The Michigan Court of Appeals has ruled the life without parole sentence given to Efran Paredes in his murder case will stand.
The court last week issued an opinion holding Berrien County Judge Charles LaSata was not in error when sentencing Paredes to life without parole in May of this year. That’s after Paredes was originally sentenced to life without parole in 1989.
Paredes has appealed his sentence several times, most recently due to Miller v Alabama, a U.S. Supreme Court case which found life without parole sentences for juveniles to be unconstitutional. The Michigan Appeals Court ordered that Paredes be resentenced earlier this year, leading to the sentence handed down by LaSata in May.
The state appeals court wrote last week, “we conclude that the trial court did not abuse its discretion in resentencing [the] defendant to [life without parole]. The trial court rendered a thorough and thoughtful analysis of each Miller factor, the factual findings of which were not clearly erroneous.”

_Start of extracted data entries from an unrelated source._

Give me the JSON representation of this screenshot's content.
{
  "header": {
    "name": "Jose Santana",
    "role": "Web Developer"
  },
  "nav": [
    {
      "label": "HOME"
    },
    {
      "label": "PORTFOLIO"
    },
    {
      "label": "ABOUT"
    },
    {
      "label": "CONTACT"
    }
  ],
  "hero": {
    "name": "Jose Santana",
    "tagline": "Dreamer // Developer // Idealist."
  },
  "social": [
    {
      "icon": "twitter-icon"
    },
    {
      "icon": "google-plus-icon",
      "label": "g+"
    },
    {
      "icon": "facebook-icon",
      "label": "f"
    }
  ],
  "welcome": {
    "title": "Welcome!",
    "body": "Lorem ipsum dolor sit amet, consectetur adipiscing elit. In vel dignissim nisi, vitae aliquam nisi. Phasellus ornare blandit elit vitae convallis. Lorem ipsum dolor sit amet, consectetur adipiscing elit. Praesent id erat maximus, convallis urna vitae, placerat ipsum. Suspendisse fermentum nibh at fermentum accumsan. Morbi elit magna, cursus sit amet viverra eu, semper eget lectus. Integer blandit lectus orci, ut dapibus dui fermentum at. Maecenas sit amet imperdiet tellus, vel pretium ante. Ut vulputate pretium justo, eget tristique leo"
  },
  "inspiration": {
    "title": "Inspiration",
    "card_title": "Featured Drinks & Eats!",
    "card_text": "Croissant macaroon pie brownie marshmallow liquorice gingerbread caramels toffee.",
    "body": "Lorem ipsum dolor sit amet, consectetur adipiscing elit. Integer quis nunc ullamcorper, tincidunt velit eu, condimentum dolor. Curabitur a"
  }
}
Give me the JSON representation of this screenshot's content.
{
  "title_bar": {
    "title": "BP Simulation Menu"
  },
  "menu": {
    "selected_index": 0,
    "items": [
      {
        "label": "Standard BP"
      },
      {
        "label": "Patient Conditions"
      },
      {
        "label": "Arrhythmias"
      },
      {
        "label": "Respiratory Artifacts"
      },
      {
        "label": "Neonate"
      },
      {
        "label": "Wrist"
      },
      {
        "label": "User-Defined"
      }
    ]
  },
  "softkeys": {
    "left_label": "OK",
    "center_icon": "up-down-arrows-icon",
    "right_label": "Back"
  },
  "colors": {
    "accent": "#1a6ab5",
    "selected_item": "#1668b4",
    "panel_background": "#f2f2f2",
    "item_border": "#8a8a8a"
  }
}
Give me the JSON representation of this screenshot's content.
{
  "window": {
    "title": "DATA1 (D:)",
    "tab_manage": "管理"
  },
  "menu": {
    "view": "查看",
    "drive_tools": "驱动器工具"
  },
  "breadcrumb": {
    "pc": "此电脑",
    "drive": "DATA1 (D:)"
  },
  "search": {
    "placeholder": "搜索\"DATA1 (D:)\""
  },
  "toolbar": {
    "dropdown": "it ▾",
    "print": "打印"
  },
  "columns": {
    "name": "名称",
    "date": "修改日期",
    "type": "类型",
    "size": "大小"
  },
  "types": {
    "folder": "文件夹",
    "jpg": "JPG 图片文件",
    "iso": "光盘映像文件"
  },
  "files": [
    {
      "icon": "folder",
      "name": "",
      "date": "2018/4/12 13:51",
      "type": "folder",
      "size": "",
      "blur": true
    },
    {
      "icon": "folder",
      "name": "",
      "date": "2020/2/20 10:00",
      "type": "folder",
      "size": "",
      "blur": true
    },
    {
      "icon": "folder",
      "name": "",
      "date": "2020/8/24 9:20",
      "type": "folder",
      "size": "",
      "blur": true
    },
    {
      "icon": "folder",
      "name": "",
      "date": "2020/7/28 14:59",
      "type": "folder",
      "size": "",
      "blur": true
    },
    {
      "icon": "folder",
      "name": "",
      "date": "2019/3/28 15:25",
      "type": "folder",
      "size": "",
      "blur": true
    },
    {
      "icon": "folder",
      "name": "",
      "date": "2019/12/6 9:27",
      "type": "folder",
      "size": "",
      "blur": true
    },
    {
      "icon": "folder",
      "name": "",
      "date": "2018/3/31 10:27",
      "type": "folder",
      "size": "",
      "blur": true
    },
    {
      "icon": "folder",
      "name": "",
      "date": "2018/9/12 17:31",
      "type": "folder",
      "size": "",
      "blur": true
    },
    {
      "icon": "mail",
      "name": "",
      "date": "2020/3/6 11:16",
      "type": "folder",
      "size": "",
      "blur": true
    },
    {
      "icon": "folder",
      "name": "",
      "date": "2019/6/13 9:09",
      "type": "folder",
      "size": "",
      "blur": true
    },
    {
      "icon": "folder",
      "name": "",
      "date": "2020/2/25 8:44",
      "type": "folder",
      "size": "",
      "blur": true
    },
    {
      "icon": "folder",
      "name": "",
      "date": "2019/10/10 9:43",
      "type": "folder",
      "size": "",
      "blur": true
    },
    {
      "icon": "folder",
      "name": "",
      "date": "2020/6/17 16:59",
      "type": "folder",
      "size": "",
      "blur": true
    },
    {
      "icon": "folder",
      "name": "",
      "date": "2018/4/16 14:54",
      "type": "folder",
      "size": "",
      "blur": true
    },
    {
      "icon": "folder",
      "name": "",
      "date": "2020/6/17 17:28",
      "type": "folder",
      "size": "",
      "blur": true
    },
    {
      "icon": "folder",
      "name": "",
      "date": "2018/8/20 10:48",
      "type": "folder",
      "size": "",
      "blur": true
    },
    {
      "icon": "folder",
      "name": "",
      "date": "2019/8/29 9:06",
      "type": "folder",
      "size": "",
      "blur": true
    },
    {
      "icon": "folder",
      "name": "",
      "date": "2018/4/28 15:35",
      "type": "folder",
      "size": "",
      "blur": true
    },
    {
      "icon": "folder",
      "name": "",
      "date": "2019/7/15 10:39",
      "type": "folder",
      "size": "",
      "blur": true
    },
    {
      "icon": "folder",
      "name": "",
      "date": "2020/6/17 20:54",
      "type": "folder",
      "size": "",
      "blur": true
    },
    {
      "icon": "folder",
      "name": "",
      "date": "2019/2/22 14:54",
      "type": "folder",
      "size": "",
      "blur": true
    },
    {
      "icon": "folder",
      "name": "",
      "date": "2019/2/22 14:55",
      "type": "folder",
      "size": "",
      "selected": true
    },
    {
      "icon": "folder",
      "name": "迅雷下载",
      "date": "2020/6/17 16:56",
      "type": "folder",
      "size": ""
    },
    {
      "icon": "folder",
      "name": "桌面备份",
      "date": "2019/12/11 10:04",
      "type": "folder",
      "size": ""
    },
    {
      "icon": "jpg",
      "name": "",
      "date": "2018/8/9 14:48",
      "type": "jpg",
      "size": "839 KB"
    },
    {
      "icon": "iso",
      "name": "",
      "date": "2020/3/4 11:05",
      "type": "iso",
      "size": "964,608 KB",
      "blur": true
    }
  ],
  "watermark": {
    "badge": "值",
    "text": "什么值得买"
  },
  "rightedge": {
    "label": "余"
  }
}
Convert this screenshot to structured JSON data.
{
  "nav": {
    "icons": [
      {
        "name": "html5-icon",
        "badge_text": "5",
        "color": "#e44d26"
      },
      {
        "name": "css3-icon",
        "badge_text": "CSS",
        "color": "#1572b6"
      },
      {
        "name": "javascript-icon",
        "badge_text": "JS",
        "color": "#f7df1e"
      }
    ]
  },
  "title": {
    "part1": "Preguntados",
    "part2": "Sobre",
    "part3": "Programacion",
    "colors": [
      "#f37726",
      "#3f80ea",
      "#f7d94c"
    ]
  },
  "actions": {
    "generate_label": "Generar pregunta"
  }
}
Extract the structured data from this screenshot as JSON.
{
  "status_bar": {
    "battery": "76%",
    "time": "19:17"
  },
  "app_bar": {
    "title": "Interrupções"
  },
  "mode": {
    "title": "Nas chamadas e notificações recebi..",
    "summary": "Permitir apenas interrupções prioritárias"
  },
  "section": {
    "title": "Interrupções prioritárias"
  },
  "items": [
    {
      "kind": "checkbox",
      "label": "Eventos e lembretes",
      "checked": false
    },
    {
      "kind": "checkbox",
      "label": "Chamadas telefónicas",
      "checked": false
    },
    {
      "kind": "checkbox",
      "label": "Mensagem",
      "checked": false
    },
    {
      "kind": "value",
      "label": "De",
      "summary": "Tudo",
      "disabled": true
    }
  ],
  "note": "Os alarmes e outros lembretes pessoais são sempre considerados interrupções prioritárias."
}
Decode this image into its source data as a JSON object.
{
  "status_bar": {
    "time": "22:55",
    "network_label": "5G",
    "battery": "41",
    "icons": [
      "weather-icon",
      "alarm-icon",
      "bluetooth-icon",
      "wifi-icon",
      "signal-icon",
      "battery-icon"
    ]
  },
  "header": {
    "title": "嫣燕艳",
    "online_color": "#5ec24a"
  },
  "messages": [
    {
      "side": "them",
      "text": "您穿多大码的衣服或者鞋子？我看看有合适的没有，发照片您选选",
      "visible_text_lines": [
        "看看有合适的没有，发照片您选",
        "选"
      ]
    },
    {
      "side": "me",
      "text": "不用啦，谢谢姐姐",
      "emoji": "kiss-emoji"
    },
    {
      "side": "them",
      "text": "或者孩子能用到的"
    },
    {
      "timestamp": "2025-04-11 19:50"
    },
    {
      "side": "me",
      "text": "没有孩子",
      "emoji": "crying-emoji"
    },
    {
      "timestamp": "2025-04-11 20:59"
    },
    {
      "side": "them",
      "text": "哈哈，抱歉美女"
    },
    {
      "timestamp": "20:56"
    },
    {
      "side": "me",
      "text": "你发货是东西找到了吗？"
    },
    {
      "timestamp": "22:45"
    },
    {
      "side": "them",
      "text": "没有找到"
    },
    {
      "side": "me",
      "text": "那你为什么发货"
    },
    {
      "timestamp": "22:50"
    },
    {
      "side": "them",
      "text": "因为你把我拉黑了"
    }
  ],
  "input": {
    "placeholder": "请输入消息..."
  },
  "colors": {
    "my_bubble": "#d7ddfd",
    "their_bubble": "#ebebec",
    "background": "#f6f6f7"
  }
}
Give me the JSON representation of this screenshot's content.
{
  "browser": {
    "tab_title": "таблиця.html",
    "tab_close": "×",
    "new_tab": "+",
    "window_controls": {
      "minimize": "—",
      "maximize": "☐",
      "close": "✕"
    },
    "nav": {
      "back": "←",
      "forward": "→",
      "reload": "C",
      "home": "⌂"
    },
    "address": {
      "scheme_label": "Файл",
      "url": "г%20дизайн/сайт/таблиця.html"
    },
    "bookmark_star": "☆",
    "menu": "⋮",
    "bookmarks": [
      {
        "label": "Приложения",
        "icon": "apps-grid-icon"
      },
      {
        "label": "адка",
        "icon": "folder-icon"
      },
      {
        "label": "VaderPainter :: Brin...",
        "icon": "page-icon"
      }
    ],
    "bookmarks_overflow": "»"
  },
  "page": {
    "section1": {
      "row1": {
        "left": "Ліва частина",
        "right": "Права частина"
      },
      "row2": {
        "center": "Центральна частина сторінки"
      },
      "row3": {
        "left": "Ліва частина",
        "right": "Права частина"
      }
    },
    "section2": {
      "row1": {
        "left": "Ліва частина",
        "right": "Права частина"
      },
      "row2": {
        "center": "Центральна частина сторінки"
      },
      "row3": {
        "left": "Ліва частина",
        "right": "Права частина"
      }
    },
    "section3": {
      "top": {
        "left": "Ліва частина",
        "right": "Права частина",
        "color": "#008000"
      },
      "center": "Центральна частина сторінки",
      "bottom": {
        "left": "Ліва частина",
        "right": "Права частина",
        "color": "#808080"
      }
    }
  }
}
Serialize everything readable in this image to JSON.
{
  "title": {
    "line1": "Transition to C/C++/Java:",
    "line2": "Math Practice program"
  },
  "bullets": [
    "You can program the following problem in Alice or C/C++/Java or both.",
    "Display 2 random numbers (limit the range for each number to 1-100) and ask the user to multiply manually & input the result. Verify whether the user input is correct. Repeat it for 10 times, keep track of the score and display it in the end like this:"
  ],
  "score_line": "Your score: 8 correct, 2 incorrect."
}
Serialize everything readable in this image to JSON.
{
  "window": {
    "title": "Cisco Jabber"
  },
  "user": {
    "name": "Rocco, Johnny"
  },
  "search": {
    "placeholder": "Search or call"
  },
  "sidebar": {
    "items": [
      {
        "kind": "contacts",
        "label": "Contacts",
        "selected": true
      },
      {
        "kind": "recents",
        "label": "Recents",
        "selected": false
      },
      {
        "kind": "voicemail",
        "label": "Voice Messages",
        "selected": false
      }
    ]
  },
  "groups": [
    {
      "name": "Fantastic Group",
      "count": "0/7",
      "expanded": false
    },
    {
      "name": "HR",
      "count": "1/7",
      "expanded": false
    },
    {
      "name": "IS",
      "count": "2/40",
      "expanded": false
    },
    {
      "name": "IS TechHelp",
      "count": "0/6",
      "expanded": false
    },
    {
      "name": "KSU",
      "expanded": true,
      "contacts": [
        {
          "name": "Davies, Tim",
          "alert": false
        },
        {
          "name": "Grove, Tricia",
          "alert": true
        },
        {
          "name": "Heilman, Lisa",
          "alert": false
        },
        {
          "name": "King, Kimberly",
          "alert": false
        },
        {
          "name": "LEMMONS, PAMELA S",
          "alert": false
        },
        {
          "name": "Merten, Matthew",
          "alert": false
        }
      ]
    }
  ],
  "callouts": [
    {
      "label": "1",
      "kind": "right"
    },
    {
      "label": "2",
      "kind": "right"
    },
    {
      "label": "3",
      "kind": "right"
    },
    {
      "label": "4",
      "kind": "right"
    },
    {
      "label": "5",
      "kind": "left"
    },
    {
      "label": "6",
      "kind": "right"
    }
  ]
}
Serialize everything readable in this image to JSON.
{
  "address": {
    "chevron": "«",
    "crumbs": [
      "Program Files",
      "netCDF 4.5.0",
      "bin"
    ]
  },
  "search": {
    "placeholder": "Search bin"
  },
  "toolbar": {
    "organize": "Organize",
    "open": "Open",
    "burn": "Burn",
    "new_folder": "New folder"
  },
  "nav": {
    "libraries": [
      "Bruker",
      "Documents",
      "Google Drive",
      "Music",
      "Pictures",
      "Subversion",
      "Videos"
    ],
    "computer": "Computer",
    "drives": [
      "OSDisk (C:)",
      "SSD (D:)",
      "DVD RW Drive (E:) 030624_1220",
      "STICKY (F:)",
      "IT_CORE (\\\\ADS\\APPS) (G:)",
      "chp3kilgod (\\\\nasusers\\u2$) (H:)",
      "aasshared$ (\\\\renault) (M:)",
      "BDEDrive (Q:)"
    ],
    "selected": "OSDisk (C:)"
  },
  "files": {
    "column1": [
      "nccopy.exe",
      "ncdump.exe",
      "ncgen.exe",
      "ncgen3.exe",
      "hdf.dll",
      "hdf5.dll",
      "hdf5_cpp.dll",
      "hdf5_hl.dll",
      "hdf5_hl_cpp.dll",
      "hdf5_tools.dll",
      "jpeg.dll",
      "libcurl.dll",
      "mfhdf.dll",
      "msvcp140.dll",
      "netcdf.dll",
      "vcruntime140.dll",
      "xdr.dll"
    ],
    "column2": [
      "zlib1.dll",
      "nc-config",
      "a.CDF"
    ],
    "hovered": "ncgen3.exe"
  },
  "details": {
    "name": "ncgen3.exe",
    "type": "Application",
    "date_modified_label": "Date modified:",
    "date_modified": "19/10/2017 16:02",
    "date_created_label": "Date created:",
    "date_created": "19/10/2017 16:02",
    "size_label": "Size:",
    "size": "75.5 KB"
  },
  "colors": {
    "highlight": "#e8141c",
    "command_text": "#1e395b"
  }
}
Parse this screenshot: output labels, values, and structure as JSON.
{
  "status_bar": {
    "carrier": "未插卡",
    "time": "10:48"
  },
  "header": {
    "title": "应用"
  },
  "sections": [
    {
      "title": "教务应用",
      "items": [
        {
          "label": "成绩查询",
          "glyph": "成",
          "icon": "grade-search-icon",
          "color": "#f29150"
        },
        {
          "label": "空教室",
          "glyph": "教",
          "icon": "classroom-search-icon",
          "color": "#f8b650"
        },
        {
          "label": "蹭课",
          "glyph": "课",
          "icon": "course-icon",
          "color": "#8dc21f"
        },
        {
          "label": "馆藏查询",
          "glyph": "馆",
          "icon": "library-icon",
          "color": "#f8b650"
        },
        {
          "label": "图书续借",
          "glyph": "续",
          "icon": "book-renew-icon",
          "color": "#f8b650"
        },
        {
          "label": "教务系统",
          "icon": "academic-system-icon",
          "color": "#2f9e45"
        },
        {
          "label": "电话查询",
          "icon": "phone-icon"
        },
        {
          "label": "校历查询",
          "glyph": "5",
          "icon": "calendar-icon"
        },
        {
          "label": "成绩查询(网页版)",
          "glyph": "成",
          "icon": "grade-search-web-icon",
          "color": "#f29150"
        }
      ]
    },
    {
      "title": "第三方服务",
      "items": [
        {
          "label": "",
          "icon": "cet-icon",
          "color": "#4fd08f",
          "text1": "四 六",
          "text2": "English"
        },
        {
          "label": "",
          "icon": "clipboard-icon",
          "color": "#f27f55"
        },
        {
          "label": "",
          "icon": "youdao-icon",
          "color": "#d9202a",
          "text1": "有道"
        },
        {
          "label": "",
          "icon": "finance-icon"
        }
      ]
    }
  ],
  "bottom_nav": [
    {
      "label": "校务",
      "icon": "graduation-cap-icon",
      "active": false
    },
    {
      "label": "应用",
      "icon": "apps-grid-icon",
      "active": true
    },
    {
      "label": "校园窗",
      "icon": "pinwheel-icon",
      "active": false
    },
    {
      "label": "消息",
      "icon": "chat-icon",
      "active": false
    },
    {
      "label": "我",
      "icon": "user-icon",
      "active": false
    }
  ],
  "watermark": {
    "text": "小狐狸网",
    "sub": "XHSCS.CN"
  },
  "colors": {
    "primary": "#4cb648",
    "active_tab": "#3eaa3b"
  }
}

Efran Paredes was a 15-year-old Lakeshore High School student on March 8, 1989 when he took part in an armed robbery at Roger’s Vineland supermarket in St. Joseph. Store manager Rick Tezlaff was shot and killed in the robbery, and Paredes was convicted of murder in his death.
Paredes has maintained his innocence. The state court writes that’s “despite the clear evidence to the contrary.”